1 min read

Knowledge hoarding: "I might need to know that someday"

I memorize and keep a bunch of knowledge and skills that I probably won't ever need to know. Like: Basic Spanish reading/writing. Basic Esperanto reading/writing. Random interesting facts from history classes I've taken. Meanings of unusual words (sericeous, eyot, gravid). I have never needed to use most of this stuff.

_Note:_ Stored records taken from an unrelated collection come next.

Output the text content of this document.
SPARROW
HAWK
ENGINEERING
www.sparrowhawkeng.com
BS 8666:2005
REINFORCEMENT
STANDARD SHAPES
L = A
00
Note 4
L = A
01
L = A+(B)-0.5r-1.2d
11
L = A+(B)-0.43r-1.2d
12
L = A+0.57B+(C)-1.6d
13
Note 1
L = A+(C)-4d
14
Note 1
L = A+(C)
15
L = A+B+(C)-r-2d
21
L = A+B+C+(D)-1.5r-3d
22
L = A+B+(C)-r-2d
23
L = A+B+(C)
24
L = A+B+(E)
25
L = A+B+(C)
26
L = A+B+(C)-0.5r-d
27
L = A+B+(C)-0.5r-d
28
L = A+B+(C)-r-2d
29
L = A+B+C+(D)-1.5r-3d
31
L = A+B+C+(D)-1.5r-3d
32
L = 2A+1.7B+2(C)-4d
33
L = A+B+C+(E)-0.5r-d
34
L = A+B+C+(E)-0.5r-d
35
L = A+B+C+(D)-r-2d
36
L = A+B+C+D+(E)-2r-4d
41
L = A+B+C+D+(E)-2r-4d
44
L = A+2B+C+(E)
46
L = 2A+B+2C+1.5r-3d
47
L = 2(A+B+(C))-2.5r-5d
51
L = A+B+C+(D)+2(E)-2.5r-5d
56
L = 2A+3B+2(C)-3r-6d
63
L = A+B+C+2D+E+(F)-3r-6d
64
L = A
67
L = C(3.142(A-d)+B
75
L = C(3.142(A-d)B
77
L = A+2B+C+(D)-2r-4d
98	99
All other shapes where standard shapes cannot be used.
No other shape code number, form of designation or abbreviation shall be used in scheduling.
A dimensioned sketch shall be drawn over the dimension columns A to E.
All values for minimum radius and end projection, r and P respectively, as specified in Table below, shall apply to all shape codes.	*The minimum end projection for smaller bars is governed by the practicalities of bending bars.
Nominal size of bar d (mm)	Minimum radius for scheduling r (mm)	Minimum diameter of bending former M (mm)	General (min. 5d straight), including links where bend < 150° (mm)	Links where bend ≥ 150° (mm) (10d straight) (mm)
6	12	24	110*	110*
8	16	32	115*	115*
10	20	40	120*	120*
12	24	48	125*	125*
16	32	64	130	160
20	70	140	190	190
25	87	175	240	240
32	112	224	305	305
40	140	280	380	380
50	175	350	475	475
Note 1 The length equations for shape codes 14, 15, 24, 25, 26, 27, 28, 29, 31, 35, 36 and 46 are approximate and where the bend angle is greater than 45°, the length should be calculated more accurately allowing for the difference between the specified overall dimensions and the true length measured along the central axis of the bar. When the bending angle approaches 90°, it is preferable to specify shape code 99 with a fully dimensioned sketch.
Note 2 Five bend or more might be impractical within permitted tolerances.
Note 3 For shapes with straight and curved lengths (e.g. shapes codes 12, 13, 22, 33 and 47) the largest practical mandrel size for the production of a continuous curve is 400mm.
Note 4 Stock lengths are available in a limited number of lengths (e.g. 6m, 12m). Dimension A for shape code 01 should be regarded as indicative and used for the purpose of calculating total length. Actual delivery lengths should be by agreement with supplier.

There's no particular rational reason to keep most of this up. I sometimes say to myself that I've already paid the upfront cost and wouldn't it be a shame to pay that again—but I don't think that's why I keep these things up. I'm often tempted to collect more knowledge or more skills, disproportionate to how useful any bit of it might be. I often like to think of growth in terms of what new skills I can bring inside me. There's something almost comforting, I think, about hoovering up these random bits of information and understanding.

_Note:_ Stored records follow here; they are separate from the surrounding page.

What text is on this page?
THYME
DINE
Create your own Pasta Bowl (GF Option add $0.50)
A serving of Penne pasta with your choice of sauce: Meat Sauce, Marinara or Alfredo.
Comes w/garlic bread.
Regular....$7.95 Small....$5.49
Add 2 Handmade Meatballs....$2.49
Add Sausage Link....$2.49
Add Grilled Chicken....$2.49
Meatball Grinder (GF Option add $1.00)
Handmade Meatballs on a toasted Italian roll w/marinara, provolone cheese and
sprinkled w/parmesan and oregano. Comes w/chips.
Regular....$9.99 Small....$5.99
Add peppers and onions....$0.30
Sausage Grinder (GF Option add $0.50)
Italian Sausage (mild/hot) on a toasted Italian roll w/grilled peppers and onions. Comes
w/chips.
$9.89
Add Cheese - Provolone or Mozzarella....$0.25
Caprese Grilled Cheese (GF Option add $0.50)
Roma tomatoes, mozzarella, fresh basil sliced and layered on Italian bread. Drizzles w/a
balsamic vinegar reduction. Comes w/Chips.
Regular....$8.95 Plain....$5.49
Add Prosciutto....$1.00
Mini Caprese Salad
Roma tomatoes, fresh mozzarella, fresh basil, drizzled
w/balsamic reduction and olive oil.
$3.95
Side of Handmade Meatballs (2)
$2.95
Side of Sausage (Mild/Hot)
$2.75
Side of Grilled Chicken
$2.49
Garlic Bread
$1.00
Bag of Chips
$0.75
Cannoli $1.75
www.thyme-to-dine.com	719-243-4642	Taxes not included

Almost comforting, but not quite. It can never be enough, not forever. There will always be one more thing.

It's funny to think how large a distortion this bias to knowledge hoarding can be. I drafted a list of goal ideas for this year's Beyond Goals Initiative (referral link). Out of 23 entries so far, 13 are about learning, vs. achieving some more or less specific outcome. That feels like it understates the distortion—but I guess I haven't gotten to 50 entries yet, so we'll see how distorted it looks then.

I wonder what kinds of goal ideas fail to even make the draft list. What I've described is tunnel vision, which means I have blind spots. What might live in the blind spots?